UC Berkeley will participate in an educational program aimed at fostering innovation by connecting university research and entrepreneurship after receiving a multimillion-dollar grant from the National Science Foundation announced on Feb. 21.
Together, UC Berkeley, UCSF and Stanford University will coordinate the NSF Bay Area Regional I-Node Program, one of five Innovation Corps nodes established by the NSF across the country. The three universities will use the NSF’s $3.75 million grant to establish training programs to link researchers to the business aspects of innovation over a three-year period.
“The combination of the three schools makes for an incredible asset,” said Silicon Valley entrepreneur Steve Blank, an entrepreneurship lecturer at UC Berkeley’s Haas School of Business and the Stanford University School of Engineering.
According to node manager Andre Marquis, executive director of the Lester Center for Entrepreneurship at the Haas School of Business, the goal of the program is to educate scientists and engineers on how to create startups while simultaneously giving them the opportunity to test their business ideas.

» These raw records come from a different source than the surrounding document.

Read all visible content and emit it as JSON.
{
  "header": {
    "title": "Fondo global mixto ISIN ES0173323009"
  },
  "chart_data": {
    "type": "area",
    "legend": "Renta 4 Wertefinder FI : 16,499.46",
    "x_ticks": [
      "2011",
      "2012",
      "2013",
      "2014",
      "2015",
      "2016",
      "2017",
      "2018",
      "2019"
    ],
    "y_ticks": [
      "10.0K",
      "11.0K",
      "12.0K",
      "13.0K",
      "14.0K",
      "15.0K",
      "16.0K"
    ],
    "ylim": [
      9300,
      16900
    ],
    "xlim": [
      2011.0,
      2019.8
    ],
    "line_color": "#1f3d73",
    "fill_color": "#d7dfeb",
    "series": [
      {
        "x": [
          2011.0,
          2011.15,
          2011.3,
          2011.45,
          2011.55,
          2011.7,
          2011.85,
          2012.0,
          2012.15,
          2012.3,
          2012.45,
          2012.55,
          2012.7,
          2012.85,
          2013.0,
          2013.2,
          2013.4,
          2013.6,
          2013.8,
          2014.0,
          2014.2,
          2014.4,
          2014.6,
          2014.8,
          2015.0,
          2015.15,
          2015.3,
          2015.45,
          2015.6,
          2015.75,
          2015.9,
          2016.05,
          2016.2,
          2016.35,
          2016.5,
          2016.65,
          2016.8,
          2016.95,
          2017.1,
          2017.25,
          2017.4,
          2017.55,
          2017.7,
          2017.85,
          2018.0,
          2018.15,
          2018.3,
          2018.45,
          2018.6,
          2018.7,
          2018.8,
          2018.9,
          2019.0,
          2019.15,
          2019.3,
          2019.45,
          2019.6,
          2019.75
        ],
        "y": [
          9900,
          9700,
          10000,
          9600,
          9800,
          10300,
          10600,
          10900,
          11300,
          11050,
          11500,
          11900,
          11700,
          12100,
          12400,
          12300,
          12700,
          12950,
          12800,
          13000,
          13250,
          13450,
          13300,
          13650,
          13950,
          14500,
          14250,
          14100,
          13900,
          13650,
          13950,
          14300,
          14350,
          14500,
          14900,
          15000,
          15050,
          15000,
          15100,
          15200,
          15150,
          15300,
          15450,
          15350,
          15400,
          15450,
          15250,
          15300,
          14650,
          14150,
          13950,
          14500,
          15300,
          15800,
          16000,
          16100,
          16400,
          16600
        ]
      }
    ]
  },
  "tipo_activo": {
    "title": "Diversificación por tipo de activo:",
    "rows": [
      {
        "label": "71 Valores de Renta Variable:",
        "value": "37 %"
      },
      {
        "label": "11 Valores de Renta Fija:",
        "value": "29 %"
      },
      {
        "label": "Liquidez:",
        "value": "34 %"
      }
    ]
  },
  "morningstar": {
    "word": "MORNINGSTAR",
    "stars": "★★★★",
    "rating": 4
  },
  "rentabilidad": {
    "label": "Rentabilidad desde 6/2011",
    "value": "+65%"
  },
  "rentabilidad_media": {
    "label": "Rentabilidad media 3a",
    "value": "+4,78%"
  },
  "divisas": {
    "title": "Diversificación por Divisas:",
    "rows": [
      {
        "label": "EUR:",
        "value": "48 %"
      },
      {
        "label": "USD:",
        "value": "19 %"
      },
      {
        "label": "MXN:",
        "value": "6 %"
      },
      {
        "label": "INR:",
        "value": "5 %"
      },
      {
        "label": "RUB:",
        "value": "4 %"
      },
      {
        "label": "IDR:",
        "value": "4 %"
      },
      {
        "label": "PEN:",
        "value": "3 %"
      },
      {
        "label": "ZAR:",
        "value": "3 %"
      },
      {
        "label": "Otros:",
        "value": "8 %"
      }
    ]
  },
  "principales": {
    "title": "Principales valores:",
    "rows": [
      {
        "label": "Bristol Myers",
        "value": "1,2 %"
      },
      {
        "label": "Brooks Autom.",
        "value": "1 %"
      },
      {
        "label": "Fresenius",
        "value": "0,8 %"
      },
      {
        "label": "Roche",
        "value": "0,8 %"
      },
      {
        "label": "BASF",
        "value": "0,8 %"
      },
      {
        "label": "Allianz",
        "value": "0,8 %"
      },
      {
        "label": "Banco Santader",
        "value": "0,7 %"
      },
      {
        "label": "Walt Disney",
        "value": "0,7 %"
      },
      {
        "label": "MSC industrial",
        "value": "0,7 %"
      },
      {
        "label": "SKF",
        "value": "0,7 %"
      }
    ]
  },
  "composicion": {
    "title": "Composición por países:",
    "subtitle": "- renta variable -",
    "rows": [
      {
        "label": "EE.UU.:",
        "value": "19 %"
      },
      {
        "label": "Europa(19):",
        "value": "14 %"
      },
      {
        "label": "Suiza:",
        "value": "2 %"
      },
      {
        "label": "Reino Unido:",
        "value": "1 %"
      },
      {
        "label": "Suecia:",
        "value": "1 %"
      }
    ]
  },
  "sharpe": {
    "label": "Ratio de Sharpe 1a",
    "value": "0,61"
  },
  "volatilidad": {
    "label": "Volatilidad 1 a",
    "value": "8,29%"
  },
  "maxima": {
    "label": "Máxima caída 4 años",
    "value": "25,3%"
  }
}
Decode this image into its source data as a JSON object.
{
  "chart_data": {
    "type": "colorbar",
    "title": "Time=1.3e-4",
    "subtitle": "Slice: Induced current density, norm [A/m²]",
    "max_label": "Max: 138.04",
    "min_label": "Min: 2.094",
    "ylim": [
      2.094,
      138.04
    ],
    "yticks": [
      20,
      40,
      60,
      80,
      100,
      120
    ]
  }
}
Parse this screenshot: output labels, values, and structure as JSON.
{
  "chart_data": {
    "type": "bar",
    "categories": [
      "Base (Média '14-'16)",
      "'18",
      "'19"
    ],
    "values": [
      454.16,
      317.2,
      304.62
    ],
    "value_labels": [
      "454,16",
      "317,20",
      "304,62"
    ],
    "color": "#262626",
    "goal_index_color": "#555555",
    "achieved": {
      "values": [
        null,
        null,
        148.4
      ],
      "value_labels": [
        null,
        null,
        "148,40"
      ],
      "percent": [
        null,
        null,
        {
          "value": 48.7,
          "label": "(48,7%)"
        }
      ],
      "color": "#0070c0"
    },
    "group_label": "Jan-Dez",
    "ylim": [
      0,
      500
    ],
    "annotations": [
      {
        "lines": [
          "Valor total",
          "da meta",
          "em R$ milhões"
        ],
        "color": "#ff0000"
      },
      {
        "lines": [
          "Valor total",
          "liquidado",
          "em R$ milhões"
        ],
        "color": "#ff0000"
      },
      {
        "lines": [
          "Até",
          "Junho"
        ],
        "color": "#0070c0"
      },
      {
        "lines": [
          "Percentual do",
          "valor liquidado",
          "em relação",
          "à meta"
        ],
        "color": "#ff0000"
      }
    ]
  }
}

Blank explained the importance of getting scientists past what the NSF calls the “ditch of death,” or the gap between when NSF research funding runs out and when a team is credible enough to raise private capital.
The I-Corps will teach entrepreneurs the Lean LaunchPad framework, a training program Blank developed for his UC Berkeley and Stanford classes. With an emphasis on frequent customer feedback, the method challenges researchers to test the applicability of their proposals in the business world.
“Every team has to meet with 100 customers over the course of the program to test their hypotheses,” Marquis said. “The method is to do experiments on your business model to figure out whether there’s a business behind your technology.”
The program is a hybrid of both on-site and online lectures. Thirty Bay Area startup teams will spend three days in the classroom and five weeks watching online lectures. Teams will be expected to pitch ideas to other teams weekly and to keep a blog documenting their findings.
According to Marquis, the node also hopes to facilitate open access to research between all participating institutions across the country.
To assist researchers in bridging the gap between science, engineering and business, the NSF hopes to build a “national innovation ecosystem” of universities that would allow academics to capitalize on financial opportunities that their research offers.
In his blog, Blank noted that compressing the time for commercializing scientific breakthroughs and reducing the early-stage risks of new ventures will mean more jobs, new industries and a permanent edge for innovation in the United States.
According to Blank, commercializing science and technology locally and nationally could give the country “an enormous competitive advantage.”